AfD - wo mag die Reise hingehen...

ist die AfD eine Alternative für Deutschland?

  • ja, unsere einzige Chance!

    Votes: 5 11,9%
  • ja, als Protestwahl.

    Votes: 7 16,7%
  • ja....was soll ich sonst wählen?

    Votes: 3 7,1%
  • ja...nein...weiss nicht...

    Votes: 1 2,4%
  • nein.

    Votes: 3 7,1%
  • nein, definitiv keine Alternative!

    Votes: 28 66,7%

  • Total voters
    42

Alubehütet

Well-Known Member
So weit zurück wird es nicht mehr gehen. In der Bundesrepublik halte ich auch die Homo-Ehe für nicht reversibel. Sind für mich aber zwei Beispiele, was alles an einst Unhinterfragbaren ins Wanken gekommen ist. Bei meinen Eltern war noch ein Problem in der ländlichen Kleinstadt, daß meine Mutter katholisch, mein Vater evangelisch war. Von Rom erst nach dem Krieg ermöglicht und geregelt.

Interessanterweise ist die Homoehe anscheidend ein Scheidepunkt zwischen autoritärer und Freier Welt geworden. Religion spielt anscheinend eine wichtige Rolle dabei – Oder eben auch nicht. Selenskyj hatte letztes Jahr dekretiert, ein freies Parlament möge sich der Homoehe mit als erstes annehmen – Gegenwärtig ist sie in der Ukraine verfassungsmäßig verboten.
 

EnRetard

Well-Known Member
Von Rom erst nach dem Krieg ermöglicht und geregelt.
Was hat Rom geregelt? Die verpflichtende Zivilehe wurde in Deutschland 1875 eingeführt, ebenso das Verbot der kirchlichen Voraustrauung. Katholische Regeln, dass Ketzer erst zu konvertieren haben und die Kinder selbstverständlich katholisch werden, konnten rechtlich keine Mischehen verhindern. Und falls unbedingt eine kirchliche Trauung sein musste, die evangelische Kirche war weniger pingelig. Aus der Verwandtschaft meiner Mutter im Raum Dortmund fallen mir auf Anhieb drei solche Beispiele ein, alle aus der ersten Hälfte des 20. Jahrhunderts.
 

Alubehütet

Well-Known Member
Realistisch bleiben, kommt mal runter auf den Teppich, Leute. Auf kommunaler Ebene muß man nun mal in Sachfragen auch mal mit der AfD gemeinsam stimmen, auch, wenn einem die nicht gefällt, aber alles andere wäre unvernünftig.
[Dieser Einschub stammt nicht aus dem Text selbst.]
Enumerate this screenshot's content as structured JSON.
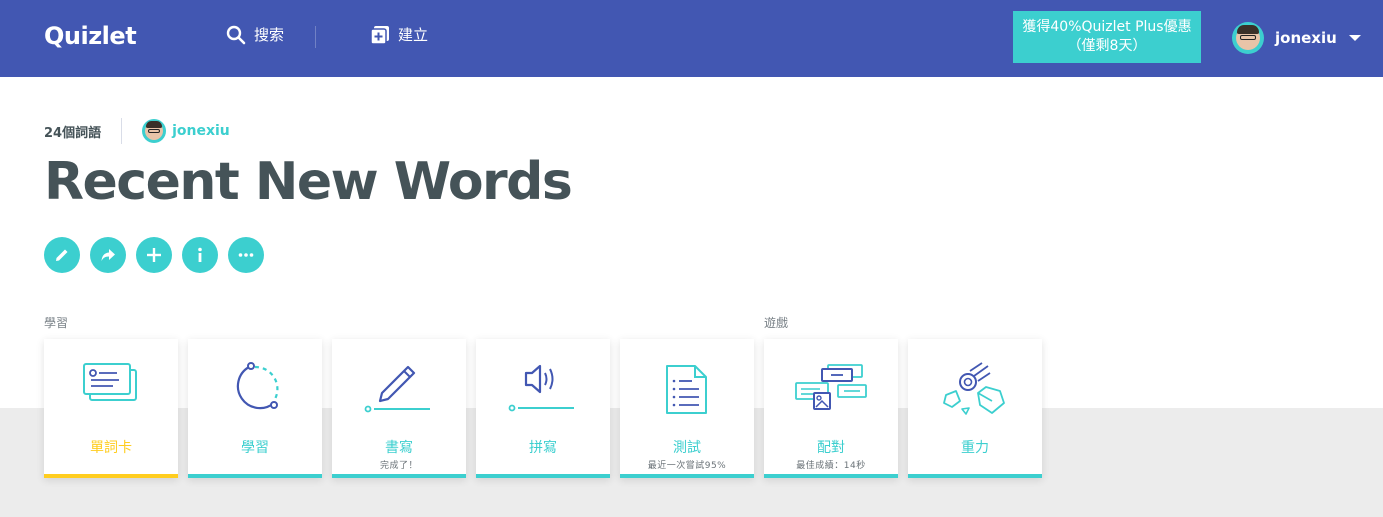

Wenn es um die Sanierungen von Schulen geht, Schaffung von mehr KiTa-Plätzen. Da kann man ja nicht gegenstimmen, nur weil die AfD da mal eine richtige Ansicht hat. Und, äh ... bei Flüchtlingen. Bei der überfälligen Begrenzung der Aufnahme von Flüchtlingen kann man mal einen Antrag der AfD so abändern, daß wir ihn mit einbringen und dem zustimmen können.
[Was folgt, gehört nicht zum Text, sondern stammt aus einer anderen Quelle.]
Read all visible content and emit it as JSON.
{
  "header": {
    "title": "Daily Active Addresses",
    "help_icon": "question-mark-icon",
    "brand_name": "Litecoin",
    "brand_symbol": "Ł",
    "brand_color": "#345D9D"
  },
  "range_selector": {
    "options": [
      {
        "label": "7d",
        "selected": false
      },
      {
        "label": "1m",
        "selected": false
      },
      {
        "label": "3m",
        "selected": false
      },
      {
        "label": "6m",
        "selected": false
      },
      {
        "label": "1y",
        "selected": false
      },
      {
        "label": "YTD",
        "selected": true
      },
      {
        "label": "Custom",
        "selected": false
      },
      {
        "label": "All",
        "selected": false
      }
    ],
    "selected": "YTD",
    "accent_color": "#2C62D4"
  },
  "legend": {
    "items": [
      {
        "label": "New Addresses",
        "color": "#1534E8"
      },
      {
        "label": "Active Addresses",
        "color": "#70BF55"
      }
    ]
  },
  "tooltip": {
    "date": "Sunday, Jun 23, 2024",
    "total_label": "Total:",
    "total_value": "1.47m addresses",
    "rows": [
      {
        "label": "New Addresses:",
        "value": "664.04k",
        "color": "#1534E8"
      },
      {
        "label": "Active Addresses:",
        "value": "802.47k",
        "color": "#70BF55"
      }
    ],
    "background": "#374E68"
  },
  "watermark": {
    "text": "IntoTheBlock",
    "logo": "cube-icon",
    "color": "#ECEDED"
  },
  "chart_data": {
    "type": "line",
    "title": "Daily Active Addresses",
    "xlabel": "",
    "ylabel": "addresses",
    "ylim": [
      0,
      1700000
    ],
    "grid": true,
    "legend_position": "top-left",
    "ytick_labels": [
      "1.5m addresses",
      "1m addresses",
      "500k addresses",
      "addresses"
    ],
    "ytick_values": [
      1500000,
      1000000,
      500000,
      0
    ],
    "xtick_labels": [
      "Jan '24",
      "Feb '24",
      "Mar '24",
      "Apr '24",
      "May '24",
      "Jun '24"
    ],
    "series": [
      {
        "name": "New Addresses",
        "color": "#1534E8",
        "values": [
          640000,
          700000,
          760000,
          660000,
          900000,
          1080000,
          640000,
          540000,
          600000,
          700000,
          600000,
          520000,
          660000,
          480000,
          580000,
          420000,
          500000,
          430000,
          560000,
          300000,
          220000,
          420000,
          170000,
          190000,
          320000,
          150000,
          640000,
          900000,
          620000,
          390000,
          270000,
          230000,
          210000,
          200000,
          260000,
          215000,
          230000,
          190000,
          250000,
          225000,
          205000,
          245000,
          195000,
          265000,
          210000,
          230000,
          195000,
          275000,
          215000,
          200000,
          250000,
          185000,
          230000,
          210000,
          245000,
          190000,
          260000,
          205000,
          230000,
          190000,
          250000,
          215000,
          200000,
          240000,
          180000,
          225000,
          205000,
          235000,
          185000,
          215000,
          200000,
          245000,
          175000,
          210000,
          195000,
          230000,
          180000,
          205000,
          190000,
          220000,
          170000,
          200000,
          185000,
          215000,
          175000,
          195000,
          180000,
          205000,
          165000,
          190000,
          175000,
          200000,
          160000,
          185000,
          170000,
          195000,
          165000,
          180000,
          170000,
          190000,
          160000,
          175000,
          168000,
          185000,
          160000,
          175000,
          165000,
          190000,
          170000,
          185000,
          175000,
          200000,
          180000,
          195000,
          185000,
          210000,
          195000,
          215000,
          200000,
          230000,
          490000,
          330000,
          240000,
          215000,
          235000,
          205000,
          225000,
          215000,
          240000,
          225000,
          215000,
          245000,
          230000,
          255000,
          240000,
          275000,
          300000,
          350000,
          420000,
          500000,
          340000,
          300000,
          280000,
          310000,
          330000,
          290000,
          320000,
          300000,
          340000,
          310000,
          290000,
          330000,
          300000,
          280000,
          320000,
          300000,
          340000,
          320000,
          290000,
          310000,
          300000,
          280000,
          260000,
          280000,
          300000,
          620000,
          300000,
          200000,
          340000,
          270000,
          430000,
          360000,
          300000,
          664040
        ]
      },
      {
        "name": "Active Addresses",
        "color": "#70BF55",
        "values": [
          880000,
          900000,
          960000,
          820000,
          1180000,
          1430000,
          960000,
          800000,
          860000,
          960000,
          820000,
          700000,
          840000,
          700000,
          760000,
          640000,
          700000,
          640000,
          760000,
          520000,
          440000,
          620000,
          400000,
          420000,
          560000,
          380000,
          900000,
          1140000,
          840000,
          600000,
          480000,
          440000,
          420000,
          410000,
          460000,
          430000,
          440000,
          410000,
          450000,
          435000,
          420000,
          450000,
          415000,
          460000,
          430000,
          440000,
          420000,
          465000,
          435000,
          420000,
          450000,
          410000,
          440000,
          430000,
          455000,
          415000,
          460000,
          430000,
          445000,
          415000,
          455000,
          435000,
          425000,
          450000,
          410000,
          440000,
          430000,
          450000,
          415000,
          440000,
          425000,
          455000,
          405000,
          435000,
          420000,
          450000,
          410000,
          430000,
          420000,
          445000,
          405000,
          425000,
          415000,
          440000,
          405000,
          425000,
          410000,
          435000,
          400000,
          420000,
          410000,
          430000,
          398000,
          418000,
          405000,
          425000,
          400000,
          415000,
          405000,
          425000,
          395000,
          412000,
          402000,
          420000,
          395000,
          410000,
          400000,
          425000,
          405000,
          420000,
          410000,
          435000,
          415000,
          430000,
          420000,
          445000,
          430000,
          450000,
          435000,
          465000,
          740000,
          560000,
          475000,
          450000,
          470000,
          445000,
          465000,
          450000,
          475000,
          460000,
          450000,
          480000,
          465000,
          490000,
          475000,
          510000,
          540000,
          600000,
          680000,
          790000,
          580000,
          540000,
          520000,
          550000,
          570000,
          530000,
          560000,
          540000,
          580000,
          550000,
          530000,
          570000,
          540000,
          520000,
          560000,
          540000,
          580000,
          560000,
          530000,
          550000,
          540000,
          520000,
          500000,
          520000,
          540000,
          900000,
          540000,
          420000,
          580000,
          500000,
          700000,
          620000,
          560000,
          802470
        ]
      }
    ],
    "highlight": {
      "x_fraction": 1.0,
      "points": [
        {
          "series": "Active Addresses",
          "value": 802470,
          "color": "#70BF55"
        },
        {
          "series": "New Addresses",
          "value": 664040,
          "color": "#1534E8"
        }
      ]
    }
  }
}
Veränderte Situation, Ukrainekrieg, Nahostkonflikt, Siewissenschon.
 

Alubehütet

Well-Known Member
Hahahahaha! Ali Utlu, auch ein ganz übler Hetzer, #achgut, wollte der AfD beitreten! :D :D:D Ärgerlicherweise aber ist er schwul, und Türke ist er auch noch :rolleyes:

Lars Wienand hat ein schönes Stück dazu gemacht, das weiter unten sehr hinter... abgründig wird.

 

Berfin1980

Well-Known Member
Hahahahaha! Ali Utlu, auch ein ganz übler Hetzer, #achgut, wollte der AfD beitreten! :D :D:D Ärgerlicherweise aber ist er schwul, und Türke ist er auch noch :rolleyes:

Lars Wienand hat ein schönes Stück dazu gemacht, das weiter unten sehr hinter... abgründig wird.
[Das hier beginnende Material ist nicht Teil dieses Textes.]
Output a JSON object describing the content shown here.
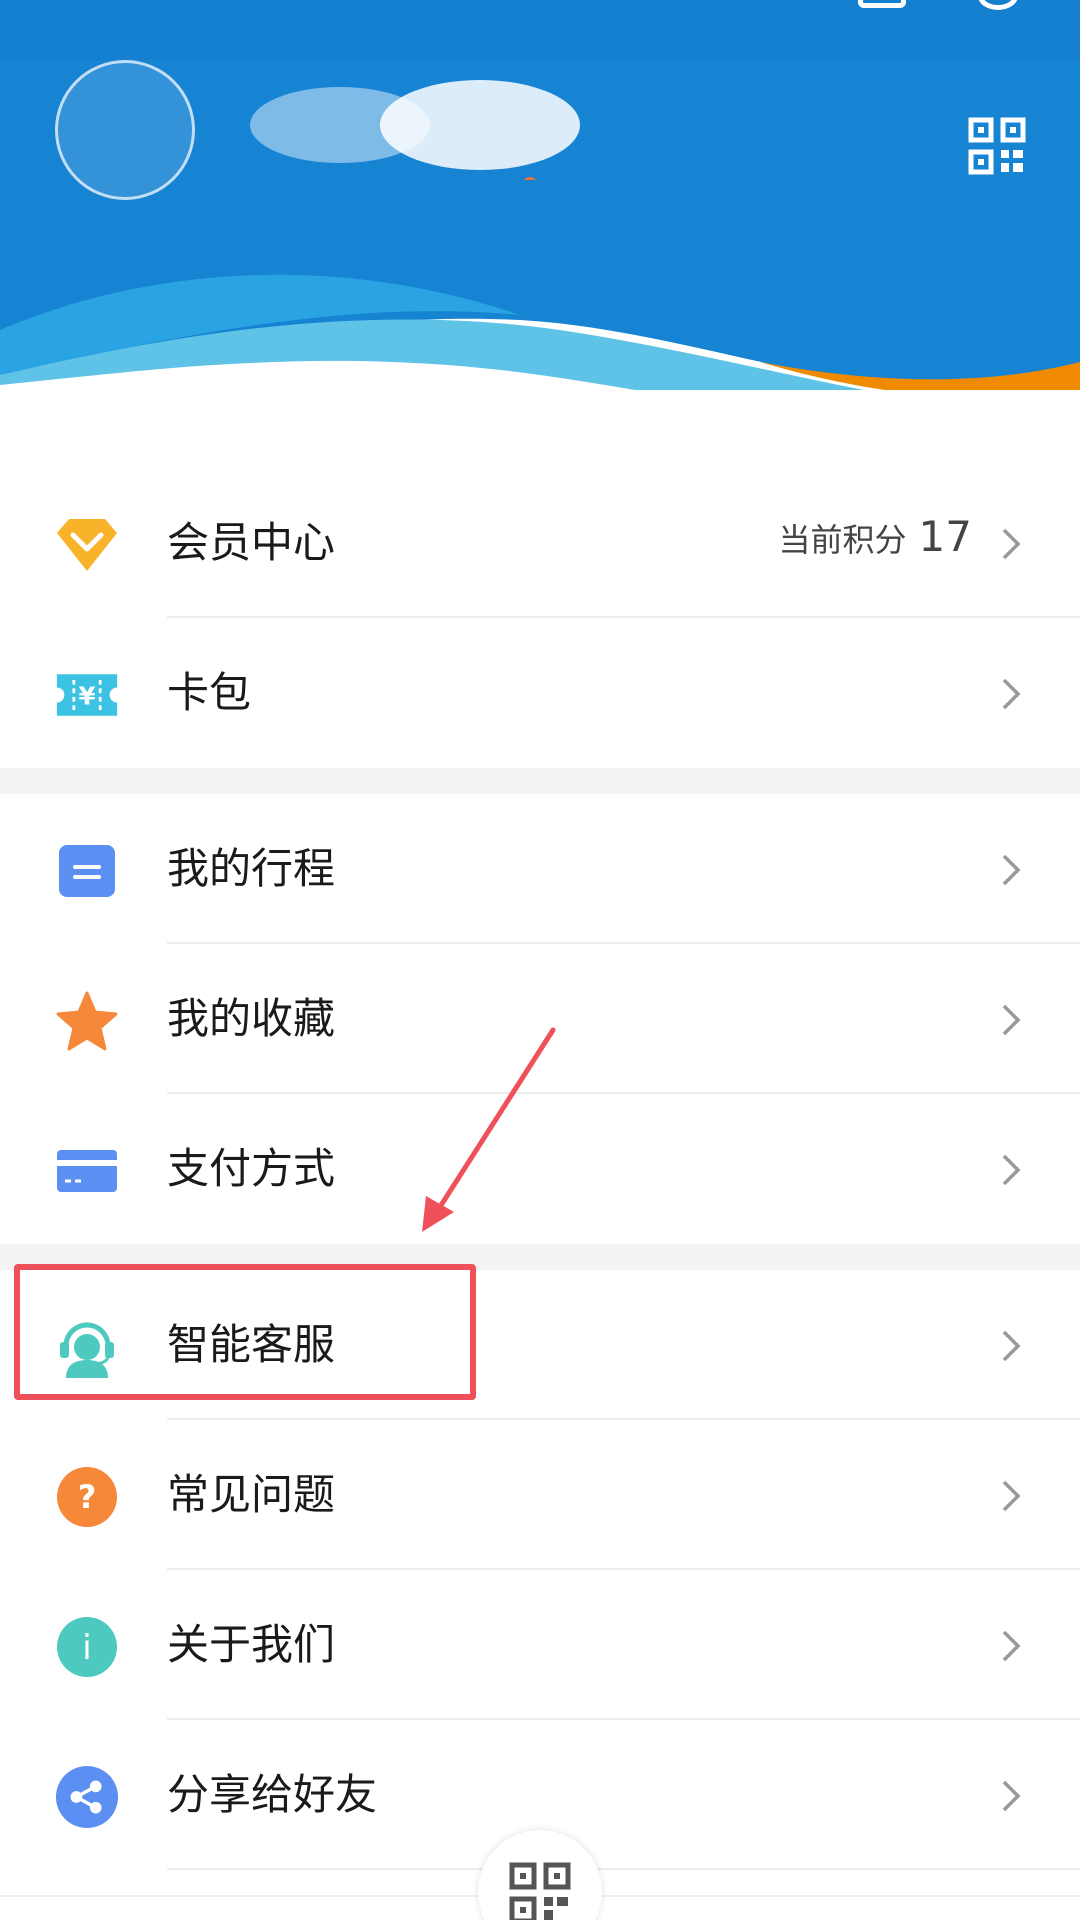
{
  "header": {
    "qr_icon": "qr-code-icon",
    "colors": {
      "primary": "#1783d3",
      "wave_light": "#5ec3e6",
      "accent": "#f08a00"
    }
  },
  "menu": {
    "groups": [
      {
        "items": [
          {
            "label": "会员中心",
            "icon": "diamond-icon",
            "extra_label": "当前积分",
            "extra_value": "17"
          },
          {
            "label": "卡包",
            "icon": "ticket-yuan-icon"
          }
        ]
      },
      {
        "items": [
          {
            "label": "我的行程",
            "icon": "itinerary-icon"
          },
          {
            "label": "我的收藏",
            "icon": "star-icon"
          },
          {
            "label": "支付方式",
            "icon": "credit-card-icon"
          }
        ]
      },
      {
        "items": [
          {
            "label": "智能客服",
            "icon": "customer-service-icon"
          },
          {
            "label": "常见问题",
            "icon": "question-icon"
          },
          {
            "label": "关于我们",
            "icon": "info-icon"
          },
          {
            "label": "分享给好友",
            "icon": "share-icon"
          }
        ]
      }
    ],
    "ticket_symbol": "¥",
    "question_symbol": "?",
    "info_symbol": "i"
  },
  "annotation": {
    "color": "#f0505a"
  },
  "bottom": {
    "scan_icon": "qr-scan-icon"
  }
}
Das wäre dann die 3. Partei für ihn, oder?
 

Alubehütet

Well-Known Member
Die vierte schon :)
Zur Vorgeschichte: Es war nicht unbedingt erwartbar, dass Utlu in der AfD würde landen wollen, Skepsis war nicht überraschend. Er hatte schon einige Parteien durch und wenig Treue gezeigt: Er trat 2013 bei der Piratenpartei aus, 2015 bei der Linken, sah da auch in der Partei der Humanisten eine mögliche neue Heimat, landete dann aber bei der FDP – und erklärte dort 2017 und erneut 2022 den Austritt. Das tat er immer auf der Plattform X.